If a Compact operation occurred between ADD_TX and UNLINK_REF (internal index
compression), this value may differ from the original ADD_TX key, causing
refs.erase() to miss. In this case the erase is a no-op and the Ref is destroyed
at program exit — this does not affect the correctness of performance measurements.
=== TxGraph Replay Summary ===
Total ops replayed: 123456
Mutations (not timed):
ADD_TX: 45000
REMOVE_TX: 12000
ADD_DEP: 38000
SET_FEE: 2000
UNLINK_REF: 45000
Timed entry points:
Entry point Calls Total (us) Avg (us)
--- --- --- ---
StartStaging 5000 120000 24.00
CommitStaging 5000 1850000 370.00
...
--- ---
TOTAL 84250 15048000
Replay the same trace on different branches and directly compare TOTAL or per-entry-point timings.
cmake -B build -DWITH_TXGRAPH_TRACING=ON
cmake --build build
TXGRAPH_TRACE_FILE=/tmp/txgraph.trace ./build/bin/bitcoind -signet
# Wait for the mempool to accumulate enough transactions, then stop the node
# Branch A (baseline)
git checkout before_chaincluster
cmake -B build-A -DWITH_TXGRAPH_TRACING=ON
cmake --build build-A --target txgraph-replay
./build-A/bin/txgraph-replay /tmp/txgraph.trace > result-A.txt
# Branch B (optimised)
git checkout chaincluster
cmake -B build-B -DWITH_TXGRAPH_TRACING=ON
cmake --build build-B --target txgraph-replay
./build-B/bin/txgraph-replay /tmp/txgraph.trace > result-B.txt
# Compare
diff result-A.txt result-B.txt
| File | Purpose |
|---|---|
src/txgraph_tracing.h |
TxGraphTraceOp enum (including UNLINK_REF) + g_txgraph_on_unlink_ref declaration + MakeTracingTxGraph |
src/txgraph_tracing.cpp |
TracingTxGraph decorator (~27 virtual methods), TraceUnlinkRef, sets/clears callback |
src/txgraph_replay.cpp |
Standalone replay tool with per-entry-point timing |
src/txgraph.cpp |
~Ref() invokes g_txgraph_on_unlink_ref before UnlinkRef (macro-guarded) |
src/txmempool.cpp |
#ifdef integration (MakeTracingTxGraph call) |
CMakeLists.txt |
WITH_TXGRAPH_TRACING option |
src/CMakeLists.txt |
Conditional compilation and linking |
contrib/txgraph_tracing/analyze_trace.py |
Python trace analysis script (cluster distribution, chain topology) |
contrib/txgraph_tracing/periodic_gbt.sh |
Helper script for periodic getblocktemplate calls |
Why not USDT/eBPF? USDT tracepoints are well suited for live monitoring but cannot record a complete sequence of operations for offline replay. We need the ability to “record once, replay on different implementations many times”.

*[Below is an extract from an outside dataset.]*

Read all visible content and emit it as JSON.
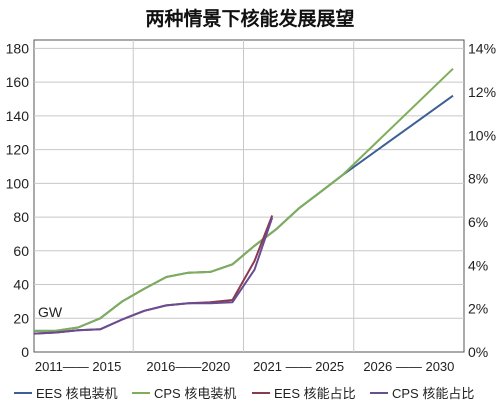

Why not add timing inside txgraph.cpp? Too invasive — it would touch every public method in the core implementation. The decorator pattern keeps tracing logic fully isolated and does not affect the readability or maintainability of the core code.
Why are Mutations not timed? AddTransaction, RemoveTransaction, etc. are O(1) queue appends. The real work happens in the subsequent Trigger operations that invoke ApplyDependencies internally. Timing mutations would only introduce noise.
Why modify txgraph.cpp?
Because Ref.m_graph points to the inner implementation rather than the wrapper,
~Ref() bypasses TracingTxGraph entirely. A global callback (g_txgraph_on_unlink_ref)
is invoked before UnlinkRef to record the event — no Ref modification needed.
All changes are under #ifdef ENABLE_TXGRAPH_TRACING — zero impact when disabled.